Oksana by Quinn M. Kelley - HTML preview

PLEASE NOTE: This is an HTML preview only and some elements such as links or page numbers may be incorrect.
Download the book in PDF, ePub, Kindle for a complete version.

Chapter X.

I flew into Odessa Central Airport on March 16, 2004. What I vividly recall about the approach is the overview of the Black Sea, old shelled-out buildings, and dark gray skies.

My plane actually landed early in Vienna this time; Oksana's 26th birthday was on March 17th, ergo it was advantageous that I be there in a timely manner. We landed in Odessa at 2 p.m. Oksana was there with Ludmila (the interpreter).

I found a warning ticket in one of my pieces of luggage in Odessa that stated that it had been inspected. However, I did not have anything to declare at customs. I knew the routine.

One customs official asked me, with a thick Russian accent, if I was carrying any cash. I was carrying $600 U.S.D. All that was required was one evening with the interpreter, over a dinner Kroleek (rabbit, in Russian), and she was no longer my paid servant.

The interpreter (Ludmila) claimed that only an $800 birthday gift would suffice, when $600 was all I had.
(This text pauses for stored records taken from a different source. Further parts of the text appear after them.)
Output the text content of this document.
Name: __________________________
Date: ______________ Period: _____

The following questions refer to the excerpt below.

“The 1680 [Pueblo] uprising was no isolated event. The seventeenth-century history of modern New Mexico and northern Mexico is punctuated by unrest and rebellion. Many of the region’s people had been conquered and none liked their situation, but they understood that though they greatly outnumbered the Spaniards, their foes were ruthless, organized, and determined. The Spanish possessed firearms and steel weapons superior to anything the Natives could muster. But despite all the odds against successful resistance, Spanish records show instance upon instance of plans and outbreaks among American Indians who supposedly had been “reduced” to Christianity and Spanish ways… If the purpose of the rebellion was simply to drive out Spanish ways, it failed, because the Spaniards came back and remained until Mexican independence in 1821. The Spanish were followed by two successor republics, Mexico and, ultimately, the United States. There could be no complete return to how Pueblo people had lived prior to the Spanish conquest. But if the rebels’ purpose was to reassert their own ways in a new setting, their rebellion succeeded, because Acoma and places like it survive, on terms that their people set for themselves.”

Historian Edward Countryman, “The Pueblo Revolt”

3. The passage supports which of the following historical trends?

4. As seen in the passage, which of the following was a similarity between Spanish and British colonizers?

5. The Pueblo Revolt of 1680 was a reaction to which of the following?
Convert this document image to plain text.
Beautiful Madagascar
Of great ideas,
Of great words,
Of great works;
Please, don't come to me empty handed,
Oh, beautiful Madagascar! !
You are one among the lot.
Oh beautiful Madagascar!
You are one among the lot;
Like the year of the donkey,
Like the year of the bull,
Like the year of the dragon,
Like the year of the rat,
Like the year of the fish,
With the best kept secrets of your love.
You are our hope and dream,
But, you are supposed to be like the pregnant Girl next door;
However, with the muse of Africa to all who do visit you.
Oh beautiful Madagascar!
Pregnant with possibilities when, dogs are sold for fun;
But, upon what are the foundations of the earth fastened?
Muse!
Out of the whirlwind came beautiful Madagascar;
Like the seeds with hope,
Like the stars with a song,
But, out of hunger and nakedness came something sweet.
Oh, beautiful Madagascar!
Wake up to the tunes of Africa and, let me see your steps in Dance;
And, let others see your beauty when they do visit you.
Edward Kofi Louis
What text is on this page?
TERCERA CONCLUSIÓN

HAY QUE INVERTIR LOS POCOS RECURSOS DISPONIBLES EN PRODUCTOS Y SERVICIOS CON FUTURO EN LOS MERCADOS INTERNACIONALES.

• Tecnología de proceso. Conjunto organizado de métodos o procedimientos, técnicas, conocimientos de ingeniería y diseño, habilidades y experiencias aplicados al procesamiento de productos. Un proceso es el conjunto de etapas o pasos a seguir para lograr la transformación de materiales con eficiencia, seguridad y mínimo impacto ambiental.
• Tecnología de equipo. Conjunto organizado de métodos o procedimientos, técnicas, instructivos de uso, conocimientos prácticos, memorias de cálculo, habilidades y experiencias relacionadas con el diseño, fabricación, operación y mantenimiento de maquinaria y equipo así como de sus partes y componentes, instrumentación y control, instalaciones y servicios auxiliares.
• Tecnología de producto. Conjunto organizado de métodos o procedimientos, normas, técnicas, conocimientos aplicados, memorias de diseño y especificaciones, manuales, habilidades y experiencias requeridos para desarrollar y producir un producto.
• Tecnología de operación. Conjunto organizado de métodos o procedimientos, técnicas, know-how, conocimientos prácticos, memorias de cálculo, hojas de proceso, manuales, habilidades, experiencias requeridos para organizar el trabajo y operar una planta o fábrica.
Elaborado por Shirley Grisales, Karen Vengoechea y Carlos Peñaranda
I had nowhere to go to get cash converted to AUH. We went to a bank that evening, and all the Bank-O-Mat did was run $100 cash off my credit card.

The following is what I was able to buy Oksana for her birthday the next day, at the Mafia Market: a $500, brown, full-length, Italian leather coat; a $50 bottle of American perfume; and a $50 pair of black pumps.

I felt hard-pressed to give up all of my Green-Backs. Consequently, Oksana told me that she loved me, in clear English, multiple times. She thanked me several times for her over-priced mafia market apparel.